Other items of note from CMS in the Final Rule:
- No change to the requirement that there must be a signed physician order initiating the hospital admission, and the admission order must be authenticated prior to discharge.
- CMS reiterated that there are differences between observation services furnished in the outpatient setting and services furnished to inpatients. Citing the Medicare Claims Processing Manual, Chapter 4, Section 290, CMS explained that observation services are a “well-defined set of specific, clinically appropriate services, which include ongoing short-term treatment, assessment, and reassessment, that are furnished while a decision is being made, regarding whether patients will require further treatment as hospital inpatients or if they are able to be discharged from the hospital.” (Note: Medicare rules do not permit a hospital to bill Medicare for observation services if the patient was originally admitted as an inpatient but that admission was later determined to be improper. For more information on how to bill Medicare Part B for hospital services when a Part A hospital inpatient claim is denied because the inpatient admission was not reasonable and necessary but hospital outpatient services would have been reasonable and necessary in treating the beneficiary, see 42 CFR § 414.5.)

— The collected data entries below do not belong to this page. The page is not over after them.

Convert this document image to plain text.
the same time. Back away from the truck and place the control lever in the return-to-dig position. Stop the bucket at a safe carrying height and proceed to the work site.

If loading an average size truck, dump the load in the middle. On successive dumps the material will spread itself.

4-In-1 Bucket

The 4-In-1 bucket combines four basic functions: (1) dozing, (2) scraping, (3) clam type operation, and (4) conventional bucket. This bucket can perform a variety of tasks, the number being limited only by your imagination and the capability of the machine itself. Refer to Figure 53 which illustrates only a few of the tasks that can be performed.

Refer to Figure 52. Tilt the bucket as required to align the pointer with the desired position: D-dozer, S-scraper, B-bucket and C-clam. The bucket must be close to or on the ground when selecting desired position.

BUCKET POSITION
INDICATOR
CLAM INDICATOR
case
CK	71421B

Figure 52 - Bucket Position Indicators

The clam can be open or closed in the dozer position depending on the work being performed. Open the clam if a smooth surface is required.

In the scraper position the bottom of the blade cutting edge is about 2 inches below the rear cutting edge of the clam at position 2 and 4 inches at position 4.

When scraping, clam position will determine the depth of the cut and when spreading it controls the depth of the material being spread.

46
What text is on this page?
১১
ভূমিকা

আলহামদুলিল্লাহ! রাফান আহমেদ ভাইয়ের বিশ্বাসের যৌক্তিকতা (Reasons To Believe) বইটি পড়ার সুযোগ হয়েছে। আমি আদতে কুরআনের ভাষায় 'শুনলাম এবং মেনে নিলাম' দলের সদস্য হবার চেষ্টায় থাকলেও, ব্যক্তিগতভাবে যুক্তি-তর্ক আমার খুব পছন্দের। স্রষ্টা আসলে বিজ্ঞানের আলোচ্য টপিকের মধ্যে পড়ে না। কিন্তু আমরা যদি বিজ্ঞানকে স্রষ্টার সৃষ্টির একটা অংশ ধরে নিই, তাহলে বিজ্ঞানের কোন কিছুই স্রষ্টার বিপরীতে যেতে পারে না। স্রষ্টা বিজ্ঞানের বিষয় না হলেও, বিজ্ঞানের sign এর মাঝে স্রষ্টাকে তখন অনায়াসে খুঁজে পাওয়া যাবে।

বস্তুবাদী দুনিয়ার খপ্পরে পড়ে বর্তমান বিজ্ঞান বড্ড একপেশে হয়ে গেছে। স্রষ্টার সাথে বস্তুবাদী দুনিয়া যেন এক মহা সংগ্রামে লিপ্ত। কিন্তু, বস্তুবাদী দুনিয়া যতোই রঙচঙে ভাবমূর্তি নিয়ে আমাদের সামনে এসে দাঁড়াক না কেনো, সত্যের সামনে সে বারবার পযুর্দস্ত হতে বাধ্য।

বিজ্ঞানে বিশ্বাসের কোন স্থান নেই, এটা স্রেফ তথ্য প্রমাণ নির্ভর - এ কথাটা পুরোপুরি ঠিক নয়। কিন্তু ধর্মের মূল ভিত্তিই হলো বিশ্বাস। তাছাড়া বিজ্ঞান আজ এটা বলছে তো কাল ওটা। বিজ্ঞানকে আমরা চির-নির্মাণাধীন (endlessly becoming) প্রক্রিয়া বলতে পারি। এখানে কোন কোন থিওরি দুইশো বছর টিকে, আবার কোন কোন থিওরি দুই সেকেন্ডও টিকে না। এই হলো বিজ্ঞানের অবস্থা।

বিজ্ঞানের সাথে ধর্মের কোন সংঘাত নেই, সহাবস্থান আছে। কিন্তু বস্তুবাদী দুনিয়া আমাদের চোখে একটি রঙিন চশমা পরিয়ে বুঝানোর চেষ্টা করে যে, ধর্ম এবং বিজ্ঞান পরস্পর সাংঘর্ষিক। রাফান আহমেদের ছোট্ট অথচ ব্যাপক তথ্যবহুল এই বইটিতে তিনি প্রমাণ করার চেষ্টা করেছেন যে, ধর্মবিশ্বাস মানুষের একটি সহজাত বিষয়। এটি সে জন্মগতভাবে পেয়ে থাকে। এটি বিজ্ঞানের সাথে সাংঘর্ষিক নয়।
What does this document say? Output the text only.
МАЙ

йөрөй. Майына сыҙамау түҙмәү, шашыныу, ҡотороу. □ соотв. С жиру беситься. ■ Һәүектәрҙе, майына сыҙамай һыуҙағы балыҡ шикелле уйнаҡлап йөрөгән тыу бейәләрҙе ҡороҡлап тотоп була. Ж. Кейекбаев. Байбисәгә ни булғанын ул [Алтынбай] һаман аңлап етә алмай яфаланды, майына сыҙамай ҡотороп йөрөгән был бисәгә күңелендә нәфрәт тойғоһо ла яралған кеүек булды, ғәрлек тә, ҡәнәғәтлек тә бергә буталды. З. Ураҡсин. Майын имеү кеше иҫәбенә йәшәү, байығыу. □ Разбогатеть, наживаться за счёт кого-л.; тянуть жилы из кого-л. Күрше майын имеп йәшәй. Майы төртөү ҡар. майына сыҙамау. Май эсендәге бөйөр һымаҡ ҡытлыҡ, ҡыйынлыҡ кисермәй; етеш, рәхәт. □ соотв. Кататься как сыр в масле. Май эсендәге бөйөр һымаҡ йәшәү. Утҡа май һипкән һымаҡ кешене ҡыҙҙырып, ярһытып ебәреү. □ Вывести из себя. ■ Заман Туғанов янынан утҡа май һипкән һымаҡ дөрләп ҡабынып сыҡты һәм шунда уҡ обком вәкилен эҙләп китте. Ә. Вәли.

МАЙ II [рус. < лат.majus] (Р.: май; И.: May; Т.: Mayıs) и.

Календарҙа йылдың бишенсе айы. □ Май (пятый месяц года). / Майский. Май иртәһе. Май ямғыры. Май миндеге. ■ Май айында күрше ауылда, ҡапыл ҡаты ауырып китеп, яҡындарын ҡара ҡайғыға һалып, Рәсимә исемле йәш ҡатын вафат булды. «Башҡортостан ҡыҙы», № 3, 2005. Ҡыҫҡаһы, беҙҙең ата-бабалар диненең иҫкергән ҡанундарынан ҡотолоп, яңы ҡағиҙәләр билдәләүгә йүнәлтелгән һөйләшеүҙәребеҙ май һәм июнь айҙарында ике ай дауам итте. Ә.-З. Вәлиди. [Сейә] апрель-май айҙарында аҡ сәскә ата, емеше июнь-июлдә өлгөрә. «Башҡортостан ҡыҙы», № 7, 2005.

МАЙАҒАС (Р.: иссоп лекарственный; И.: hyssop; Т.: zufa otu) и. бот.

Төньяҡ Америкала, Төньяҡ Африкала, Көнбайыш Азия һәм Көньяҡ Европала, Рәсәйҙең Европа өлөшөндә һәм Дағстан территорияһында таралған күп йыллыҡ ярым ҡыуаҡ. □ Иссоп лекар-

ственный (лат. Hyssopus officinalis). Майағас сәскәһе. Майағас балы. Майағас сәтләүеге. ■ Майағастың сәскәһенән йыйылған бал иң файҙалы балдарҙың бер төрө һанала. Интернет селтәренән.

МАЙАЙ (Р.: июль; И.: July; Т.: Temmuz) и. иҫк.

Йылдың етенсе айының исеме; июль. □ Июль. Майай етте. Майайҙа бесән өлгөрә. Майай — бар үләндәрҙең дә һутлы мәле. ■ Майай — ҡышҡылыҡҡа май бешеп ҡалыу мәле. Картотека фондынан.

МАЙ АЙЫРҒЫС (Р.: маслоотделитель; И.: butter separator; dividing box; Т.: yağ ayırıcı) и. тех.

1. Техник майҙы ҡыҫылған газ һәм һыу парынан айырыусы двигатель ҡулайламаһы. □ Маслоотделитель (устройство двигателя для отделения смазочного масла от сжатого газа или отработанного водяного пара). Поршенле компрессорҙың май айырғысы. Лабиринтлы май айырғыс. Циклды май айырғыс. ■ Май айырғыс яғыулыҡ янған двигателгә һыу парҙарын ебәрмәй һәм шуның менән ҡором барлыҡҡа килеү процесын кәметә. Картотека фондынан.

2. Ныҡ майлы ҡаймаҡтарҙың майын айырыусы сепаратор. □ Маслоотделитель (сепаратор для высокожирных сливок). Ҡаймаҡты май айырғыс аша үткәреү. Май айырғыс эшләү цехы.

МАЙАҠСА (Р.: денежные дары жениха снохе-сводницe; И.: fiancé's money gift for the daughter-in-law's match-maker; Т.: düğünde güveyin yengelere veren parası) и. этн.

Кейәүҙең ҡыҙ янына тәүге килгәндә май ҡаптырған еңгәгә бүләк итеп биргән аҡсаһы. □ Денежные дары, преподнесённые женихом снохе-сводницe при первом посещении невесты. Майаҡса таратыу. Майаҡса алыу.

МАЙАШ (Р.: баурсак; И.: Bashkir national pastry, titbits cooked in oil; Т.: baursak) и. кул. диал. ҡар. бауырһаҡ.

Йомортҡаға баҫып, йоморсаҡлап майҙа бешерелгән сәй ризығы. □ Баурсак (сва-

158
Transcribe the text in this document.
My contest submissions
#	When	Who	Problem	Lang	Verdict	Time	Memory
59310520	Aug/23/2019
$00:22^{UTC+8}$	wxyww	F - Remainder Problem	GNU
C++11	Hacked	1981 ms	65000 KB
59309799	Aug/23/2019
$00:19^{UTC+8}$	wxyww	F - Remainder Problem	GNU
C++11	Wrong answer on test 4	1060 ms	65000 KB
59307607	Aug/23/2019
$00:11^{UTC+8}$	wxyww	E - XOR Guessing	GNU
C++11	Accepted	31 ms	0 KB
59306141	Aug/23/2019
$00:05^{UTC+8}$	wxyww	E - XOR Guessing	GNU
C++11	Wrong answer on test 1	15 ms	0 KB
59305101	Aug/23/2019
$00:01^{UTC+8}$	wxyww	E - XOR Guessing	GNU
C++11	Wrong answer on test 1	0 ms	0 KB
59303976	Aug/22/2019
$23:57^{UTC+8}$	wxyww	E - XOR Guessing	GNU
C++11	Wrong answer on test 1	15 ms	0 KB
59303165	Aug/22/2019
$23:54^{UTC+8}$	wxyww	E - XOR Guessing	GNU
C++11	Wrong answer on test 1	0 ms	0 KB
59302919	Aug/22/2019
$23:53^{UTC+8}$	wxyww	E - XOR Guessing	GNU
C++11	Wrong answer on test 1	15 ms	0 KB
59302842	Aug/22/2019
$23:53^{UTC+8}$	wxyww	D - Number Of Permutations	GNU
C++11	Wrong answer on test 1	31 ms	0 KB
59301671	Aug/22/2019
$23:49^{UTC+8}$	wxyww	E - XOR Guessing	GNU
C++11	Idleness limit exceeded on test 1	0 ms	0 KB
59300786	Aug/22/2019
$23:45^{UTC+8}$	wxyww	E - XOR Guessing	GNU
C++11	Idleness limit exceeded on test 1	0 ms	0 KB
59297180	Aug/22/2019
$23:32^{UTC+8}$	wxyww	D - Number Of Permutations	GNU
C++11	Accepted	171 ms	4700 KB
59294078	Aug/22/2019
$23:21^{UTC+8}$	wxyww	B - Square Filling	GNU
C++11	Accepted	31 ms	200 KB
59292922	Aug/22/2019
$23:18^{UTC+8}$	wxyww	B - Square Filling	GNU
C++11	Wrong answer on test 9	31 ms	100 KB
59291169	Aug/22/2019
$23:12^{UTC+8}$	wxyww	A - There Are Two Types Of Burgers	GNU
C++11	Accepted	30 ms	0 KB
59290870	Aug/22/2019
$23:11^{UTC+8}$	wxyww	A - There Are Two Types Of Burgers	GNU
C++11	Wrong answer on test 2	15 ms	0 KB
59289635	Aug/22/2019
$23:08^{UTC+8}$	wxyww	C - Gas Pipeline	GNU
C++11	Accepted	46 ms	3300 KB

- Commenters requested details on the QIO patient status reviews, such as claim sample sizes, frequency of reviews, claim lookback periods and additional document request (ADR) limits. CMS responded that it will address these questions in sub-regulatory guidance to be published on the CMS website by December 31, 2015.
CMS has also issued a Fact Sheet about the Final Rule. We will continue to issue updates as CMS refines and clarifies the Two-Midnight Rule, especially once the sub-regulatory guidance is issued by CMS.